MY son had to be at the sheriff’s department at 3 p.m. on a Friday. Needless to say, it was hectic trying to find care for my other four kids. I ended up taking my 5 week old with me. I didn’t know this at the time but the class is several hours long so you need to have childcare for your other children. I sat for three hours in a metal chair with a newborn. It was miserable but I learned a lot and am grateful for the class taught by Captain Harris. If you care about your child and want to help, you will do whatever it takes.
My son said they gave him a bologna sandwich for dinner and water throughout the night. From the details he shared with me about his experience, it reminded me of when I was at basic training at Ft. Jackson. My son said he didn’t want to go through that again.

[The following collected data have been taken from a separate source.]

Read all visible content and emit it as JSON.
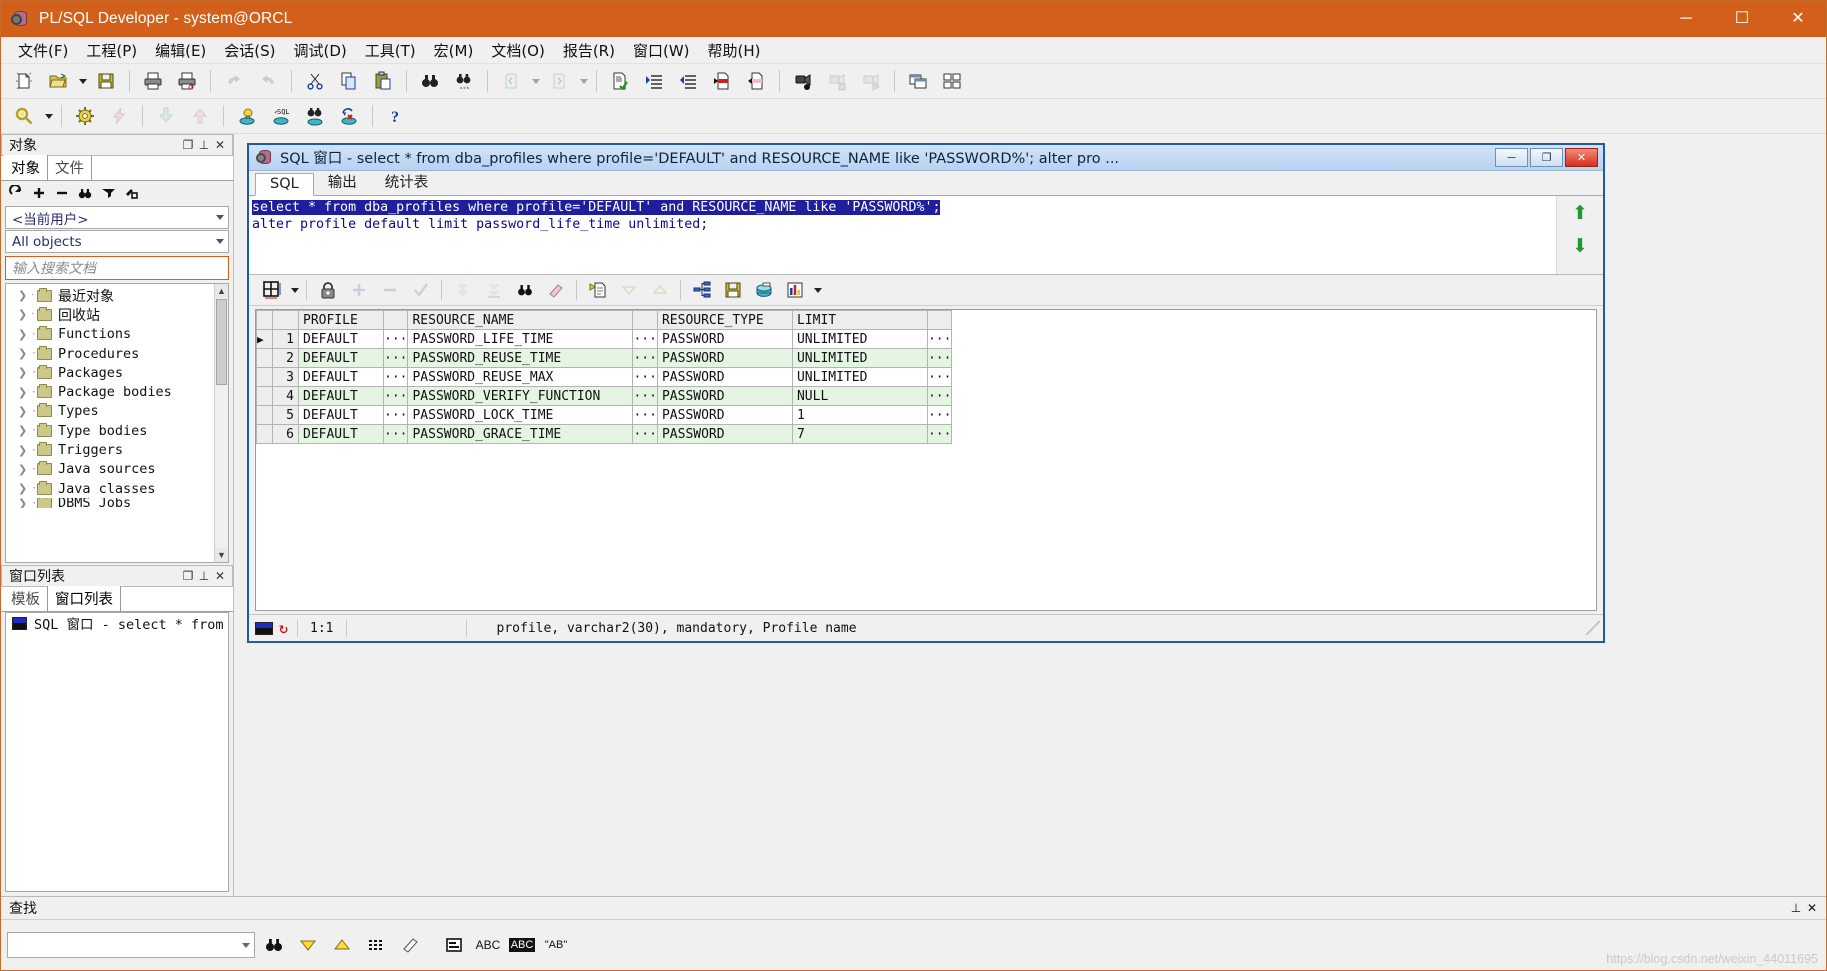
{
  "window": {
    "title": "PL/SQL Developer - system@ORCL",
    "icon": "plsql-developer-icon",
    "controls": {
      "minimize": "─",
      "maximize": "☐",
      "close": "✕"
    }
  },
  "menubar": {
    "items": [
      {
        "name": "file",
        "label": "文件(F)"
      },
      {
        "name": "project",
        "label": "工程(P)"
      },
      {
        "name": "edit",
        "label": "编辑(E)"
      },
      {
        "name": "session",
        "label": "会话(S)"
      },
      {
        "name": "debug",
        "label": "调试(D)"
      },
      {
        "name": "tools",
        "label": "工具(T)"
      },
      {
        "name": "macro",
        "label": "宏(M)"
      },
      {
        "name": "document",
        "label": "文档(O)"
      },
      {
        "name": "report",
        "label": "报告(R)"
      },
      {
        "name": "window",
        "label": "窗口(W)"
      },
      {
        "name": "help",
        "label": "帮助(H)"
      }
    ]
  },
  "toolbar_main": {
    "icons": [
      "new-document-icon",
      "open-folder-icon",
      "open-dropdown-caret",
      "save-icon",
      "print-icon",
      "print-preview-icon",
      "undo-icon",
      "redo-icon",
      "cut-icon",
      "copy-icon",
      "paste-icon",
      "find-icon",
      "find-next-icon",
      "navigate-back-icon",
      "back-dropdown-caret",
      "navigate-forward-icon",
      "forward-dropdown-caret",
      "check-syntax-icon",
      "indent-icon",
      "outdent-icon",
      "breakpoint-set-icon",
      "breakpoint-clear-icon",
      "record-macro-icon",
      "stop-macro-icon",
      "play-macro-icon",
      "window-list-icon",
      "tile-windows-icon"
    ]
  },
  "toolbar_second": {
    "icons": [
      "object-browser-icon",
      "browser-dropdown-caret",
      "settings-icon",
      "lightning-icon",
      "import-icon",
      "export-icon",
      "new-session-icon",
      "new-sql-window-icon",
      "explain-plan-icon",
      "rollback-icon",
      "help-icon"
    ]
  },
  "object_panel": {
    "header": {
      "title": "对象",
      "buttons": [
        "restore-icon",
        "pin-icon",
        "close-icon"
      ]
    },
    "tabs": [
      {
        "name": "objects",
        "label": "对象",
        "active": true
      },
      {
        "name": "files",
        "label": "文件",
        "active": false
      }
    ],
    "mini_toolbar": [
      "refresh-icon",
      "expand-icon",
      "collapse-icon",
      "find-icon",
      "filter-icon",
      "copy-icon"
    ],
    "user_filter": {
      "value": "<当前用户>"
    },
    "object_filter": {
      "value": "All objects"
    },
    "search": {
      "placeholder": "输入搜索文档",
      "value": ""
    },
    "tree": [
      {
        "label": "最近对象",
        "cjk": true
      },
      {
        "label": "回收站",
        "cjk": true
      },
      {
        "label": "Functions",
        "cjk": false
      },
      {
        "label": "Procedures",
        "cjk": false
      },
      {
        "label": "Packages",
        "cjk": false
      },
      {
        "label": "Package bodies",
        "cjk": false
      },
      {
        "label": "Types",
        "cjk": false
      },
      {
        "label": "Type bodies",
        "cjk": false
      },
      {
        "label": "Triggers",
        "cjk": false
      },
      {
        "label": "Java sources",
        "cjk": false
      },
      {
        "label": "Java classes",
        "cjk": false
      },
      {
        "label": "DBMS Jobs",
        "cjk": false
      }
    ]
  },
  "window_list_panel": {
    "header": {
      "title": "窗口列表",
      "buttons": [
        "restore-icon",
        "pin-icon",
        "close-icon"
      ]
    },
    "tabs": [
      {
        "name": "templates",
        "label": "模板",
        "active": false
      },
      {
        "name": "window-list",
        "label": "窗口列表",
        "active": true
      }
    ],
    "items": [
      {
        "label": "SQL 窗口 - select * from db",
        "icon": "sql-window-icon"
      }
    ]
  },
  "sql_window": {
    "title": "SQL 窗口 - select * from dba_profiles where profile='DEFAULT' and RESOURCE_NAME like 'PASSWORD%'; alter pro ...",
    "controls": {
      "minimize": "─",
      "maximize": "❐",
      "close": "✕"
    },
    "tabs": [
      {
        "name": "sql",
        "label": "SQL",
        "active": true
      },
      {
        "name": "output",
        "label": "输出",
        "active": false
      },
      {
        "name": "statistics",
        "label": "统计表",
        "active": false
      }
    ],
    "editor": {
      "lines": [
        {
          "text": "select * from dba_profiles where profile='DEFAULT' and RESOURCE_NAME like 'PASSWORD%';",
          "selected": true
        },
        {
          "text": "alter profile default limit password_life_time unlimited;",
          "selected": false
        }
      ],
      "scroll_buttons": [
        "scroll-up-arrow-icon",
        "scroll-down-arrow-icon"
      ]
    },
    "grid_toolbar": {
      "icons": [
        "grid-layout-icon",
        "grid-dropdown-caret",
        "lock-icon",
        "add-record-icon",
        "delete-record-icon",
        "post-record-icon",
        "export-down-icon",
        "export-all-icon",
        "find-icon",
        "clear-icon",
        "duplicate-row-icon",
        "sort-desc-icon",
        "sort-asc-icon",
        "query-builder-icon",
        "save-icon",
        "database-icon",
        "chart-icon",
        "chart-dropdown-caret"
      ]
    },
    "grid": {
      "columns": [
        "PROFILE",
        "RESOURCE_NAME",
        "RESOURCE_TYPE",
        "LIMIT"
      ],
      "rows": [
        {
          "n": "1",
          "current": true,
          "PROFILE": "DEFAULT",
          "RESOURCE_NAME": "PASSWORD_LIFE_TIME",
          "RESOURCE_TYPE": "PASSWORD",
          "LIMIT": "UNLIMITED"
        },
        {
          "n": "2",
          "current": false,
          "PROFILE": "DEFAULT",
          "RESOURCE_NAME": "PASSWORD_REUSE_TIME",
          "RESOURCE_TYPE": "PASSWORD",
          "LIMIT": "UNLIMITED"
        },
        {
          "n": "3",
          "current": false,
          "PROFILE": "DEFAULT",
          "RESOURCE_NAME": "PASSWORD_REUSE_MAX",
          "RESOURCE_TYPE": "PASSWORD",
          "LIMIT": "UNLIMITED"
        },
        {
          "n": "4",
          "current": false,
          "PROFILE": "DEFAULT",
          "RESOURCE_NAME": "PASSWORD_VERIFY_FUNCTION",
          "RESOURCE_TYPE": "PASSWORD",
          "LIMIT": "NULL"
        },
        {
          "n": "5",
          "current": false,
          "PROFILE": "DEFAULT",
          "RESOURCE_NAME": "PASSWORD_LOCK_TIME",
          "RESOURCE_TYPE": "PASSWORD",
          "LIMIT": "1"
        },
        {
          "n": "6",
          "current": false,
          "PROFILE": "DEFAULT",
          "RESOURCE_NAME": "PASSWORD_GRACE_TIME",
          "RESOURCE_TYPE": "PASSWORD",
          "LIMIT": "7"
        }
      ],
      "ellipsis": "···"
    },
    "status": {
      "position": "1:1",
      "field_info": "profile, varchar2(30), mandatory, Profile name"
    }
  },
  "find_panel": {
    "header": {
      "title": "查找",
      "buttons": [
        "pin-icon",
        "close-icon"
      ]
    },
    "input": {
      "value": "",
      "placeholder": ""
    },
    "buttons": [
      {
        "name": "find-icon",
        "label": ""
      },
      {
        "name": "find-next-down-icon",
        "label": ""
      },
      {
        "name": "find-previous-up-icon",
        "label": ""
      },
      {
        "name": "find-all-grid-icon",
        "label": ""
      },
      {
        "name": "clear-eraser-icon",
        "label": ""
      },
      {
        "name": "find-in-window-icon",
        "label": ""
      },
      {
        "name": "match-case-abc-icon",
        "label": "ABC"
      },
      {
        "name": "highlight-abc-icon",
        "label": "ABC"
      },
      {
        "name": "whole-word-icon",
        "label": "\"AB\""
      }
    ]
  },
  "watermark": "https://blog.csdn.net/weixin_44011695",
  "colors": {
    "titlebar": "#d2601a",
    "mdi_border": "#2159a5",
    "selection": "#1f1f9e",
    "sql_text": "#0a0a8a",
    "alt_row": "#e4f5e2"
  }
}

Richland County offers the program once a month so I told him if his behavior doesn’t continue to improve then he will go back. They also follow-up with the families who participate and conduct a mediation several weeks after your teenager completes the overnight program to see how things are going.
If you think this might be a good program for your teen, I encourage you to look into it. The JUMP program is for youth ages 11 – 17. If you live in Richland County the fee is $10 and if you live outside of the county the fee is $20.
What Life is Like Today
It’s been two weeks since my son attended the overnight portion of the program and I can definitely see a change. There are moments I have to correct him and remind him that I am the parent, but I do see a positive change.
Last week a neighbor came over and asked him if he could go outside to play basketball and my son said, “Not today. I have a social studies project due.” I was so proud of him in that moment. I couldn’t believe he actually said that. He has also been much better about doing his chores.
Change isn’t going to happen overnight but we are both working on ourselves. It is our job as parents to create a culture in our home that promotes responsibility and accountability for actions.